Los acontecimientos de los últimos días nos demuestran que, como ciudadanos, necesitamos con urgencia un viraje hacia la sensatez que solo puede entregar el centro.
Los países, mucho más los que tienen problemas serios de pobreza, desempleo y violencia, deben encontrar líderes que sepan conducirlos a las soluciones pragmáticas que les funcionen a todos los ciudadanos sin detenerse en las batallas y los desencuentros morales o de profundas convicciones arraigadas a las creencias y las pasiones que nos distraen del desarrollo y del avance.
Colombia tiene todos esos problemas, pero hay que sumarle además que la violencia en nuestro territorio se debe a un ciclo de crecimiento silencioso del narcotráfico y de cientos de capos que ya no ostentan la fama, el poder y la influencia de los de los 80, pero que están allí, escondidos en las ciudades y en las regiones y trayendo cada tanto nueva leña a la hoguera de la muerte que crece sin que nos den tiempo para entenderla.
El narcotráfico es el origen del problema de la violencia en Colombia en las últimas décadas. Y la pobreza es su combustible. Para acabar ambos problemas y poder empezar a construir un sendero que nos permita un desarrollo desigual, no equitativo, pero mejor, hay que encontrar líderes pragmáticos que no busquen los aplausos del moralismo, ni que se ufanen de premios para sí mismos con el fin de ser recordados, ellos y no sus logros, en las superficiales páginas de los listados históricos de ganadores de premios.
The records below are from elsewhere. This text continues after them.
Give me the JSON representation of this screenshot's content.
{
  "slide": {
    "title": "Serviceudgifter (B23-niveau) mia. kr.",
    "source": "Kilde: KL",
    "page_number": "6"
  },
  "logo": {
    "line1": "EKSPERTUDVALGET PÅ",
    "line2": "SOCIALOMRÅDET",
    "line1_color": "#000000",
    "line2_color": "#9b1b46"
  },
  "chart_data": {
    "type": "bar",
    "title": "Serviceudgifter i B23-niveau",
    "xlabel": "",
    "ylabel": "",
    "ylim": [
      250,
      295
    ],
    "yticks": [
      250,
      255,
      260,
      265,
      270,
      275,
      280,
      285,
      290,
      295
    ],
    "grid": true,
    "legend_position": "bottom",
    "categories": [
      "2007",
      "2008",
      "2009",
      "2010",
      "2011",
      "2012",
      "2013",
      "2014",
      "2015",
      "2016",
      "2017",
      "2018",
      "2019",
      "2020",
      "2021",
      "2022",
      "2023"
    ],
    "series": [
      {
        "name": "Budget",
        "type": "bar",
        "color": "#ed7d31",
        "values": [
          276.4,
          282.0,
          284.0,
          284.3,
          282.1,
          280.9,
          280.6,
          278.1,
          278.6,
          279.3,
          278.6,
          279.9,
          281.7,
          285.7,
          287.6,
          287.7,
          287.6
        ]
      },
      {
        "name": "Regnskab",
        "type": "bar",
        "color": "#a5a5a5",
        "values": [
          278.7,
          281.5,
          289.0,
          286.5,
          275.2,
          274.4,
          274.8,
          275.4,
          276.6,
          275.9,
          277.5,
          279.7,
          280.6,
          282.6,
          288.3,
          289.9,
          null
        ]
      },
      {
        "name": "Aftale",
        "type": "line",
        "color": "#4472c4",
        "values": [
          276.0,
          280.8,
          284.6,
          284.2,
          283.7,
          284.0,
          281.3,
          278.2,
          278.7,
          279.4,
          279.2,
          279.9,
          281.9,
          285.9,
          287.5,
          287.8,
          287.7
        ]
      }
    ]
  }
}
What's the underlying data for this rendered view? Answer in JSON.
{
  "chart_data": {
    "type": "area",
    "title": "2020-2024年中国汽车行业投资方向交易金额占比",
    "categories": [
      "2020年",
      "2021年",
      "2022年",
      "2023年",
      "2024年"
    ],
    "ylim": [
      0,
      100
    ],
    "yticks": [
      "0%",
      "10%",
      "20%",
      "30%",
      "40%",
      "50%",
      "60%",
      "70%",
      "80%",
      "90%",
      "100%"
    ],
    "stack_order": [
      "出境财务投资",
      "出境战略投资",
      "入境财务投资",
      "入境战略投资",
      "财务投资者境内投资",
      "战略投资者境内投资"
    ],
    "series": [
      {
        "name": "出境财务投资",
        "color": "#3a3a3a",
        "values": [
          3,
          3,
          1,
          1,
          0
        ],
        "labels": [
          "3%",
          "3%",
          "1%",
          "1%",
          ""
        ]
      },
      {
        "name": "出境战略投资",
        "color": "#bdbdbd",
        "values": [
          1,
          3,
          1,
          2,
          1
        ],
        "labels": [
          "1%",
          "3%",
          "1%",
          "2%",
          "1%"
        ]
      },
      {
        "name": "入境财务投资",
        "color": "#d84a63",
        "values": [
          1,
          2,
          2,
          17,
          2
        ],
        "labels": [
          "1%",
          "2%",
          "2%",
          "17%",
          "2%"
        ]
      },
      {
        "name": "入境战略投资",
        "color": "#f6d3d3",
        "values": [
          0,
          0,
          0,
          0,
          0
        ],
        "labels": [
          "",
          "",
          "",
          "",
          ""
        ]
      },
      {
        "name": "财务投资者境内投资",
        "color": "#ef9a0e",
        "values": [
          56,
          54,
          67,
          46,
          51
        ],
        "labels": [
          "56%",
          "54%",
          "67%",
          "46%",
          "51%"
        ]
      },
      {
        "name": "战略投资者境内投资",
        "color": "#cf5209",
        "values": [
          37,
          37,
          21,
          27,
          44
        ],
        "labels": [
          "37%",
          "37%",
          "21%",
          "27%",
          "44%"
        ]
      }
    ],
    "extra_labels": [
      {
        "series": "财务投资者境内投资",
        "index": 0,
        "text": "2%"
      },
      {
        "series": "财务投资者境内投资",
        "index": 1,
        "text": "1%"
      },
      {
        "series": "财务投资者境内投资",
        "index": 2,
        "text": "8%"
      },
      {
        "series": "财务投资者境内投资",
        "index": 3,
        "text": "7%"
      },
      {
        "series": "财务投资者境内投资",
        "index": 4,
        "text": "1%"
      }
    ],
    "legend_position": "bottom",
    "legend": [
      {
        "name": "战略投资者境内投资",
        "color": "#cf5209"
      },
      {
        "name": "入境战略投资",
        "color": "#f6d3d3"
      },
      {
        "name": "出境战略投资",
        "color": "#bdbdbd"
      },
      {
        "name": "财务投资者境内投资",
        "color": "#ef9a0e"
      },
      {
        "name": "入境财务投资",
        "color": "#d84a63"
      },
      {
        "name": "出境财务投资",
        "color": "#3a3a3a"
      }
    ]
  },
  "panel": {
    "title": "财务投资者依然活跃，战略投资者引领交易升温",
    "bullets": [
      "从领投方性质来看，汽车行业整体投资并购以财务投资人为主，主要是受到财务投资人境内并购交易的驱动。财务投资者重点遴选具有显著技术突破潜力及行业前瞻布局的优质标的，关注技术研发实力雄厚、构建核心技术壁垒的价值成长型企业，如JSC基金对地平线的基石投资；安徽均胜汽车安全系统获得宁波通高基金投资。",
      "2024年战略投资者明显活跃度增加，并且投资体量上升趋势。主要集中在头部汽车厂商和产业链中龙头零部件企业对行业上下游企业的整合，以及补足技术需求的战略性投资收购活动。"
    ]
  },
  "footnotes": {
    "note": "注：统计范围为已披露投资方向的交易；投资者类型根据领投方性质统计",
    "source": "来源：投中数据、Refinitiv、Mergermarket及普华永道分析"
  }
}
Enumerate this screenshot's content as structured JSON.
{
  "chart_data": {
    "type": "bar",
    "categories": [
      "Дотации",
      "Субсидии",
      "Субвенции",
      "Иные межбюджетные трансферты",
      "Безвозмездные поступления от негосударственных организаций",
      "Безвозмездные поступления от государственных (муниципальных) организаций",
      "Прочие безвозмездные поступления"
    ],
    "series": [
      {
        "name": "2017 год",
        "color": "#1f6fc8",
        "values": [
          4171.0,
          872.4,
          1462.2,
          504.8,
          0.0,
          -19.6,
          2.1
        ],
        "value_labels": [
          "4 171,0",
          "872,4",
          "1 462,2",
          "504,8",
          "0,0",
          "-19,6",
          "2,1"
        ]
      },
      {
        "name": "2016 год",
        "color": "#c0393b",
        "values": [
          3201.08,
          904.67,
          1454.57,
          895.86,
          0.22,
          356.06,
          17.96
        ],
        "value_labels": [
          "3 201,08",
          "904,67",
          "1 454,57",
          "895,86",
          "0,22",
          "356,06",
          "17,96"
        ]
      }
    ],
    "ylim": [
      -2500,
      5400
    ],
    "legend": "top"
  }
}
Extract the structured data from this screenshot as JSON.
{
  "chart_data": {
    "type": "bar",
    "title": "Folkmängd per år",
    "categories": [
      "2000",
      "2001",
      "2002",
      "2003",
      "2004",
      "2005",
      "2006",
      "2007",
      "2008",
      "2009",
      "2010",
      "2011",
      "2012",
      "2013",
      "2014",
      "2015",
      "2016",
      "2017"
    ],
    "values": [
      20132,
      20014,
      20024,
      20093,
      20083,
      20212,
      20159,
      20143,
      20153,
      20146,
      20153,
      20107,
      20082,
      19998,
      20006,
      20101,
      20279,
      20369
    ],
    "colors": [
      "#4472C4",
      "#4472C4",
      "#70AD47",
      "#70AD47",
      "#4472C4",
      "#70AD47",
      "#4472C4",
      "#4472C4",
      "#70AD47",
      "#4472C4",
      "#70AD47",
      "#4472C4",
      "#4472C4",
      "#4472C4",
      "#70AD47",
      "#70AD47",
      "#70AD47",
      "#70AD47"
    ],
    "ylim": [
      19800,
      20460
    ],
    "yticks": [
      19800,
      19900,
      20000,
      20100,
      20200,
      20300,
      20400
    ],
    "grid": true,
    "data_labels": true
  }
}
Tampoco podemos quedarnos para siempre en la idea del caudillismo. La sociedad de hoy no es la misma del 2000. Hay que reconocer los aciertos y los errores de los gobernantes a los que les tocó un país duro casi al borde de la falla, con unas fuerzas militares contra la lana y con la democracia completamente bombardeada por los fajos lavados de la droga. Veinte años después, con 12.000 hombres menos en armas, el país parece uno más tranquilo. Pero esa presunción no es del toda cierta. Nuevos grupos armados que crecen sin que el Estado pueda hacer mucho son un nuevo reto. Las disidencias protegidas en la dictadura de Venezuela son una amenaza latente que no ha dado su primer golpe, por lo que deberíamos estar muy atentos. El crecimiento de los cultivos ilícitos sin que se aviste ninguna solución es solo un generador de más armas y más civiles inocentes asesinados en lo profundo de Nariño o del Catatumbo, o en las lomas de Bogotá y Medellín.
El país que nos prometieron en el 2016 con el acuerdo de paz está a siglos de ser ese. Hay un grupo menos, pero crecen decenas reproduciéndose como el coronavirus en la epidemia de la devastación y las masacres. Con la diferencia de que la vacuna para esta, que está a la vuelta de la esquina, es un imposible moral para los políticos de hoy que eligen el desangre. Necesitamos ciudadanos que sean capaces de reconocer estos problemas y actuar sin ataduras colectivistas para trabajar en una idea de país con mejor calidad de vida, más riqueza, dignidad mínima de un buen empleo y oportunidades en educación y salud.
Necesitamos gobernantes y líderes que sean sensatos y prácticos en las soluciones y que por fin logren unirnos como colombianos sin el discurso recitado y trasnochado de quién fue mejor en el pasado, o a quién le debemos lo que tenemos hoy, que en todo caso no es ningún ideal. Eso definitivamente pasa por el capitalismo y por continuar con la creación de empresas y de ofertas de trabajo. Pero también con inversión en las regiones, vías terciarias y, especialmente, con el puñal certero al corazón del narcotráfico, y no simples heridas de esquirlas que lo vuelven más fuerte.
No es un momento para la derecha ni para la izquierda. La justicia debe respetar el debido proceso y entregar garantías a todos los expresidentes. Y debemos salir de esas dos colombias para lograr una en la que todos queramos construir nuestro futuro en libertad.